Esa es la justicia de Dios. Es por eso que tanto cristianos como no cristianos siguen luchando con la cuestión de si un Dios amoroso puede ser justo y un Dios justo amoroso.

Las implicaciones son aleccionadoras: “Así también mi Padre celestial hará con cada uno de vosotros, si no perdonáis de corazón a vuestro hermano o hermana”. Esta declaración puede leerse como uno de los argumentos más fuertes contra la afirmación de muchos que creen que “una vez salvo, siempre salvo”. ¿Podemos realmente perder nuestra propia salvación si nos negamos a perdonar a nuestros hermanos y hermanas de corazón?

El perdón de nuestro corazón será más fácil cuando nos demos cuenta de cuánto hemos sido perdonados y cuánto seguimos necesitando perdón. Entonces podemos comenzar a ver a nuestros hermanos y hermanas, a los miembros de nuestra familia e incluso a aquellos que nos han hecho un mal terrible a los ojos de Jesús, quien en su cruz todavía clamaba: “Padre, perdona, porque no saben lo que hacen. ¡estás haciendo!" Setenta veces siete se convierte en nuestra forma de romper con los sistemas de retribución y venganza, y en su lugar continuar la obra de salvación y amor infinito de Dios.

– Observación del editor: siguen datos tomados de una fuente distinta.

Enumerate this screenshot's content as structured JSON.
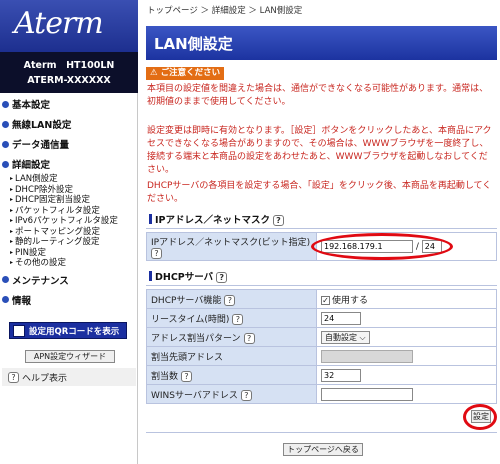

In los Miserables, el convicto Jean Valjean sale de prisión tras cumplir 19 años por robar una barra de pan y por intentos posteriores de fuga de prisión. Cuando llega al pueblo de Digne, nadie está dispuesto a darle cobijo. Desesperado, Valjean llama a la puerta del obispo de Digne. El obispo Myriel trata a Valjean con amabilidad y Valjean le paga al obispo robándole sus cubiertos. Cuando la policía arresta a Valjean, Myriel lo encubre, alegando que los cubiertos eran un regalo. Este acto de misericordia cambia al criminal, no instantáneamente sino profundamente. Es salvo por gracia. Que nosotros, que día a día vamos siendo salvos por gracia, sigamos viviendo el amor y el perdón de nuestro Señor Jesús hacia todos los que llaman a nuestra puerta. ¡Así que ayúdanos Dios!

ruth aukerman es pastor de la Iglesia de los Hermanos de Glade Valley en Walkersville, Maryland.